Ein Spiel, das nicht in unsere Rollenbilder passt

Wird dieses Bild umgekehrt, oder finden wir uns selbst mit nicht-konformen sexuellen Wünschen konfrontiert, kann das schrecklich irritieren. Oder beschämen. Das Klischee von der Domina und ihrem Versklavten ist uns allen zwar geläufig, aber nicht wertfrei. Denn von einem Mann wird gemeinhin anderes erwartet. Und das empfindet nicht nur Martin so: Das Netz ist voll von Forumseinträgen, in denen sich Männer darüber austauschen, wie schwer es ist, eigene submissive Neigungen zu akzeptieren und damit nach außen zu gehen. Viele leben das dann lieber außerhalb ihrer Partnerschaft aus, und zwar heimlich mit Prostituierten.

Will man dieses Spiel in seine Beziehung integrieren, kann man es natürlich auf einem dieser Datingportale für Menschen mit bestimmten Vorlieben versuchen – aber auch hier steht die Chance, eine dominante Frau zu finden, auch nur eins zu vier. Und vielen Männern geht es vielleicht auch gar nicht darum, Eigentum einer Hardcore-Domina genannt zu werden, der sie den Dreck von den Absätzen lecken können. Sondern sich ab und zu mal fallen und führen zu lassen, oder vielleicht die Erfahrung zu machen, wehrlos zu sein. Ein Spiel zu spielen, das einfach nicht in unser Bild von Männlichkeit und Weiblichkeit passt. Eines, nach dem die Sehnsucht manche von uns sich vielleicht nicht einmal selbst so richtig eingestehen wollen.

Die Sache mit der Macht

Auch wenn ich überzeugt davon bin, dass unsere Vorstellungen von erfüllter Sexualität Teil unserer Sozialisation sind und wir dazu neigen, uns zugeschriebene Rollen anzunehmen, bin ich keineswegs dafür, dass jetzt jede Frau die Gerte schwingt und jeder Typ ihr die Füße küsst. Nein, natürlich soll jede*r seinen Neigungen entsprechend glücklich werden. Dennoch ist es klug, diese Neigungen zu hinterfragen und zu überprüfen, ob es nicht noch etwas anderes gibt, das wir wollen könnten. Unsere einstudierten Rollen zu verlassen und sich auf gegenläufige Spiele einzulassen, kann nicht nur unseren sexuellen, sondern auch unseren geistigen Horizont enorm erweitern.
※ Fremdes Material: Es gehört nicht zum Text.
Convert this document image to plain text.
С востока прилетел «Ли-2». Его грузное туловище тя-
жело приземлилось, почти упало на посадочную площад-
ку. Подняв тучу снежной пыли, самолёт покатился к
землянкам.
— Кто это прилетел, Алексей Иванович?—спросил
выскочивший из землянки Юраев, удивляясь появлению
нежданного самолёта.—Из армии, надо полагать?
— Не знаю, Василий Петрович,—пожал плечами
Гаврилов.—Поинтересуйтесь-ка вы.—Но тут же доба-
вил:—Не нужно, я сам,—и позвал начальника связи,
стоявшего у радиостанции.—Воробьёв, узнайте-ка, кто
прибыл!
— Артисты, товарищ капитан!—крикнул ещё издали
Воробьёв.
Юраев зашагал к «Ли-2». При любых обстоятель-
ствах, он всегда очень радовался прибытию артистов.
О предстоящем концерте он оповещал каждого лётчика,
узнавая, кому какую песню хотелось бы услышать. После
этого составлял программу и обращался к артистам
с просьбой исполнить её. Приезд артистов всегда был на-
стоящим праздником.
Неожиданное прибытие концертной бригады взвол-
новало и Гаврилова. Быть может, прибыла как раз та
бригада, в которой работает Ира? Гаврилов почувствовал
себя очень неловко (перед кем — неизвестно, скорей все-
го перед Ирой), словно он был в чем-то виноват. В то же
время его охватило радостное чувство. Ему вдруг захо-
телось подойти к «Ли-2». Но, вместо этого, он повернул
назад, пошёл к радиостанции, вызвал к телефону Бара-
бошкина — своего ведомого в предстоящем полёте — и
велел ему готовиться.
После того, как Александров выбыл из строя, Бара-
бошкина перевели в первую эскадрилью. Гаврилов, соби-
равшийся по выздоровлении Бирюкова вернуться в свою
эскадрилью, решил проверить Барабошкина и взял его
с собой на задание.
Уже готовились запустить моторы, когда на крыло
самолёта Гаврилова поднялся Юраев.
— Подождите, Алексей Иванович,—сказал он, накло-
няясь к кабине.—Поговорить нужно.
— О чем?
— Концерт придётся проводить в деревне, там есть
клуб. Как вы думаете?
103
Darum, lieber Martin, trau dich, mit deinen Dates über deine submissive Ader zu sprechen. Oder zeig ihnen einfach gleich im Bett, was du magst. Vielleicht steht nicht jede Frau darauf, stundenlang geküsst zu werden – die Gefahr gibt es immer. Aber möglicherweise bringst du die ein oder andere überhaupt erst auf den Geschmack und mein feministisches Herz zum Frohlocken. Denn die Sache mit der Macht, die lernen wir Frauen gerade noch.